Looking for a ladies navy hunt coat in a 32", please message me if you know of anything or can suggest anything!
Thanks 
Lisa


----------



## LittleRooketRider (9 January 2015)

Get in line! 

 there are a fare few on ebay. I won a gorgous second hand foxley on theere supposed size 6-8, now I'm a size 6 and smaller but this is tiny, just make sure you ask for all the measurements.


----------



## lisa-tredellans (12 January 2015)

Haha I figured! I did find one online just before Christmas but it sold before I even had the chance to get my card out!!
Will just have to keep my eye out then I guess, fingers crossed... Getting real bored of not having a jacket to go out in! 

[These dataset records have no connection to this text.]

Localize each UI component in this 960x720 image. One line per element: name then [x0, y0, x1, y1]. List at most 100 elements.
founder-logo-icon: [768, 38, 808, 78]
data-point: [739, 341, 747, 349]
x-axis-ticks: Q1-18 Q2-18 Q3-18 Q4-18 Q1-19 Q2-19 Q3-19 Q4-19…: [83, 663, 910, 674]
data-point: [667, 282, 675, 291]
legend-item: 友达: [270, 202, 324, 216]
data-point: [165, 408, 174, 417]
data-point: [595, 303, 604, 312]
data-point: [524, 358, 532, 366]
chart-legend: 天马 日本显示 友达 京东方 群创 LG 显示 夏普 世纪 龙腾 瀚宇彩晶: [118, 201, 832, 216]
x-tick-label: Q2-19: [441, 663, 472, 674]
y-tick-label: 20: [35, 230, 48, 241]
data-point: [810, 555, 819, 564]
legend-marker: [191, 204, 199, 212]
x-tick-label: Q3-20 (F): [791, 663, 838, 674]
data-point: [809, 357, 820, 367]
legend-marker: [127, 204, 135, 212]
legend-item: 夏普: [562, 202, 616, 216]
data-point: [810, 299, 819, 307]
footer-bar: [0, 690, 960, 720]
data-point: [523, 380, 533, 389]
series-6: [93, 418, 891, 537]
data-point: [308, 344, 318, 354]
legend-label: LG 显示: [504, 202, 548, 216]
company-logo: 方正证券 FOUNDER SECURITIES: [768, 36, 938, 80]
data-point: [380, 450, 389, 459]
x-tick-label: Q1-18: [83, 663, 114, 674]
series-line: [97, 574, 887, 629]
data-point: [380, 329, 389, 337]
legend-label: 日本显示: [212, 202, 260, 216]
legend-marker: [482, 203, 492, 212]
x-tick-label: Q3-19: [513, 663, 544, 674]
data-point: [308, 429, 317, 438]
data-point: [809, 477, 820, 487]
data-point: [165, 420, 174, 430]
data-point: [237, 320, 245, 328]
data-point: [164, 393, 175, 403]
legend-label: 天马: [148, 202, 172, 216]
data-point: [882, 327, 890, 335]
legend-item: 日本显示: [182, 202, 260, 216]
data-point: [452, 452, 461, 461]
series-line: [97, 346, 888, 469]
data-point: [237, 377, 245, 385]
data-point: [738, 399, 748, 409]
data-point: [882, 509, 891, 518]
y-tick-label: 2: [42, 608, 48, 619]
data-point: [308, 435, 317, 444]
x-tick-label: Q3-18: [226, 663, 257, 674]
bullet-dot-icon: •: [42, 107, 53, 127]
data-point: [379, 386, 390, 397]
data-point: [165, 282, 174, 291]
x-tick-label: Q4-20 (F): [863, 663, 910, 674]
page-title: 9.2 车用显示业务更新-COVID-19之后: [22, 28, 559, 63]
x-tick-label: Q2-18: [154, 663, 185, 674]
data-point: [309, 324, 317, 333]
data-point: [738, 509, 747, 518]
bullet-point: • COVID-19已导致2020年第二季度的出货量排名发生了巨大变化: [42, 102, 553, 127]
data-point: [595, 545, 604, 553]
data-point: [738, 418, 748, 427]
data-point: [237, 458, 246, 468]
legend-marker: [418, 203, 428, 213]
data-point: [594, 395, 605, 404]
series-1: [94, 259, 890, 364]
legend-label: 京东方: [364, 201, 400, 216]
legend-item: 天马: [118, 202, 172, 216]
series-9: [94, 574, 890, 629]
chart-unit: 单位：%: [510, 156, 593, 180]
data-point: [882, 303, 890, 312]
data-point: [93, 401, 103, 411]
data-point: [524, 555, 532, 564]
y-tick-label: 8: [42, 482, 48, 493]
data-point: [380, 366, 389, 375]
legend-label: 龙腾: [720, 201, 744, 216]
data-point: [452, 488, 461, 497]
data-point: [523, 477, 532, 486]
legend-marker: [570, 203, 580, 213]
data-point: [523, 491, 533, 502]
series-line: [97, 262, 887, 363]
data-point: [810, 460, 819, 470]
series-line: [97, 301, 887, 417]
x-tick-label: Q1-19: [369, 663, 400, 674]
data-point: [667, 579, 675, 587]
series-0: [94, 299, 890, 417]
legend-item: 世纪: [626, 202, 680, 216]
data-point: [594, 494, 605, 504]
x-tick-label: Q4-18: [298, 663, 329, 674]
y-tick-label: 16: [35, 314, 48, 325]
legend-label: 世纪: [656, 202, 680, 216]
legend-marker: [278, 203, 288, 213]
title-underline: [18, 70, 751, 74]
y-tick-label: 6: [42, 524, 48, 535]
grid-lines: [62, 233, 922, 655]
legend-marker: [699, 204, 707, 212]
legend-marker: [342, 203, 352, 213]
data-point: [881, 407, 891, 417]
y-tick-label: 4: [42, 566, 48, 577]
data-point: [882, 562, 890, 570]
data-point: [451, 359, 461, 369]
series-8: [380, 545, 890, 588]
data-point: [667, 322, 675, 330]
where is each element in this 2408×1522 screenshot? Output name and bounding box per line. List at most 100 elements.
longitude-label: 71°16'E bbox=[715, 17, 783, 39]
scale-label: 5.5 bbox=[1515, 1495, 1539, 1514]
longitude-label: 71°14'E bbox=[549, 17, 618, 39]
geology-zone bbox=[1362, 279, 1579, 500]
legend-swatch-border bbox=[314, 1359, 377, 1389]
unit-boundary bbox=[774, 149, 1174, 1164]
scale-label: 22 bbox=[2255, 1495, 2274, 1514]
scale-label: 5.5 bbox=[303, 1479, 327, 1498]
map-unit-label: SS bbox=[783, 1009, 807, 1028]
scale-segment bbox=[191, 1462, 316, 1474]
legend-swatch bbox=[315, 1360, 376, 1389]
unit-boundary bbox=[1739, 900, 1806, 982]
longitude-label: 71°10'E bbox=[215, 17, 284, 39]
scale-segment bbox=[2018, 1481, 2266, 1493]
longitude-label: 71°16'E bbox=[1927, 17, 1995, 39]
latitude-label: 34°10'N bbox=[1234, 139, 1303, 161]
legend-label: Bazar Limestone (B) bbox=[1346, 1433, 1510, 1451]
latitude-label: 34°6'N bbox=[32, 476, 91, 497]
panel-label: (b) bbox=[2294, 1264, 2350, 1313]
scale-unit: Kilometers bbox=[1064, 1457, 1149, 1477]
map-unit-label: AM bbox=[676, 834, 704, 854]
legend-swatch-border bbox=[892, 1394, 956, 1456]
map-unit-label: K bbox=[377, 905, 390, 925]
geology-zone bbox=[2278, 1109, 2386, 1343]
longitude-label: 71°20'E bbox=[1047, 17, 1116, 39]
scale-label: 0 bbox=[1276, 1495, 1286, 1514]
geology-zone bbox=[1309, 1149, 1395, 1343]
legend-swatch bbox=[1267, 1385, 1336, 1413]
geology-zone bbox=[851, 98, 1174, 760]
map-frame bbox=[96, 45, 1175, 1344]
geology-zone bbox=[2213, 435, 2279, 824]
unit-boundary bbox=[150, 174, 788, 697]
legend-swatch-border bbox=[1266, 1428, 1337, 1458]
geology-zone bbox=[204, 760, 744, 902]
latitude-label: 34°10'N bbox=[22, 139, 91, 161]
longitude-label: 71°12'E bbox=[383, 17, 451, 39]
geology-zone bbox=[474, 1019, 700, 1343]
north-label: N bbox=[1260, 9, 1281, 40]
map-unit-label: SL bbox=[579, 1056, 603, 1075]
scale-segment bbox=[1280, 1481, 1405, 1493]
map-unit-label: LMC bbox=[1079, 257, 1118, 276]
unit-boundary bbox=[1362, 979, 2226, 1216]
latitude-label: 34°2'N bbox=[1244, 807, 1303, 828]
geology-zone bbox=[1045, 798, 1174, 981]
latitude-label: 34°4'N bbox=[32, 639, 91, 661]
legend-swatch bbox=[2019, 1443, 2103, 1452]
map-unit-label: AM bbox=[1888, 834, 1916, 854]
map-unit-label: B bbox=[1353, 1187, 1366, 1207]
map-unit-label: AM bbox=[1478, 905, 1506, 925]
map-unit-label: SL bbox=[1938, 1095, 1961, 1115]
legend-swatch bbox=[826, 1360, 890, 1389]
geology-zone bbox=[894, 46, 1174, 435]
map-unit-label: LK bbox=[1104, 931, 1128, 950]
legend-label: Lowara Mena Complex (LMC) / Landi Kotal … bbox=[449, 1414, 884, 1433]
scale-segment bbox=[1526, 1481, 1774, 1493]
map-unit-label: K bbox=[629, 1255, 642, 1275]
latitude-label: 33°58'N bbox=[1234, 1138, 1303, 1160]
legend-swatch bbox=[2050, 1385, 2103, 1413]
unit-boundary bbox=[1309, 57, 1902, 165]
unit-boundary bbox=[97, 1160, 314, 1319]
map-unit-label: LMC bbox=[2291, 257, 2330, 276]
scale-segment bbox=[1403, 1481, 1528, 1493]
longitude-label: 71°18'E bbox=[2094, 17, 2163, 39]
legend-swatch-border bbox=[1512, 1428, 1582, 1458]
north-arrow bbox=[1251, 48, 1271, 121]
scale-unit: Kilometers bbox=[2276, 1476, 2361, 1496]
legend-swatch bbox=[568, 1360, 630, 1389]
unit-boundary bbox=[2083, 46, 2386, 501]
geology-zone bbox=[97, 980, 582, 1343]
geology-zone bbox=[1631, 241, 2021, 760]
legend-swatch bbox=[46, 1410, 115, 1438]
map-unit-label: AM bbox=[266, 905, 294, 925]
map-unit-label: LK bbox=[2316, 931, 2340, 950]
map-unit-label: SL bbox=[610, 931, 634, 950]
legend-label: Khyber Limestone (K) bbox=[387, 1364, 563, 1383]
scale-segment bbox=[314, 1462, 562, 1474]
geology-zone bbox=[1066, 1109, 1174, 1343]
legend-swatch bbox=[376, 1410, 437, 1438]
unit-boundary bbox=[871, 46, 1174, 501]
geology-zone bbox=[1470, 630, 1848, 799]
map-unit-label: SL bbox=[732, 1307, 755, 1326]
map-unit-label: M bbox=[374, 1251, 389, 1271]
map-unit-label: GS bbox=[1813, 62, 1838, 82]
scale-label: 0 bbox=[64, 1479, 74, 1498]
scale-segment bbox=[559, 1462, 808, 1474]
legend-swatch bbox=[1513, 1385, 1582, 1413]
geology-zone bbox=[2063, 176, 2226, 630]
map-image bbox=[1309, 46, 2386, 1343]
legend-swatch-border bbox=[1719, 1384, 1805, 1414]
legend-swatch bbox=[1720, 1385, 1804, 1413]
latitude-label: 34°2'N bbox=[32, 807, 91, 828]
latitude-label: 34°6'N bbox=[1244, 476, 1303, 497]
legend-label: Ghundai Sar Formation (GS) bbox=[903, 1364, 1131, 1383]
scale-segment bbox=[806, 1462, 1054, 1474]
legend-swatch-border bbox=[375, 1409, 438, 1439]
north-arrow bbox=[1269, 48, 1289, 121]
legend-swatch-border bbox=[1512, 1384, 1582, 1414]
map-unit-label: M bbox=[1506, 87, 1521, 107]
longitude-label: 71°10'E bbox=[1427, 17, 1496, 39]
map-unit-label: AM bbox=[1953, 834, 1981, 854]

Thanks for the tip, I will do


----------



## LittleRooketRider (13 January 2015)

I can sympathise...I'm having to ride in my tweed still and as I'm riding a pony for somebody I am being treated like a 12 year old ...no port for me  

Now  it would seem all of the reasonably priced ones in my size are sold out. Grrr!


----------



## Poo Picker (13 January 2015)

PM me I may just have what you are looking for!


----------



## JDH01 (13 January 2015)

I have been really pleased with my Equitec navy hunt coat, modern features with traditional styling and reasonably priced.


----------



## GinaGeo (14 January 2015)

There aren't many about! Ended up buying a 32" Shires Marlborough, it's nice and warm and good quality for the price. Once I've got my waistcoat on and some thermals it fits well!


----------



## JenHunt (15 January 2015)

I'd second the shires hunt coats, excellent value, and toasty warm (i genuinely haven't worn thermals with mine in the last 4 years!).


----------



## alsxx (15 January 2015)

Do you want to send me the rough measurements you'd be looking for - I may sell mine (its a second hand harry hall ifirc) since horse is lame and I'll be unlikely to use it next year too...


----------



## lisa-tredellans (6 February 2015)

Hi alsxx, I'm not sure exactly what my measurements are and not at home at the mo, does yours have a size in it? Do you have pictures? X


----------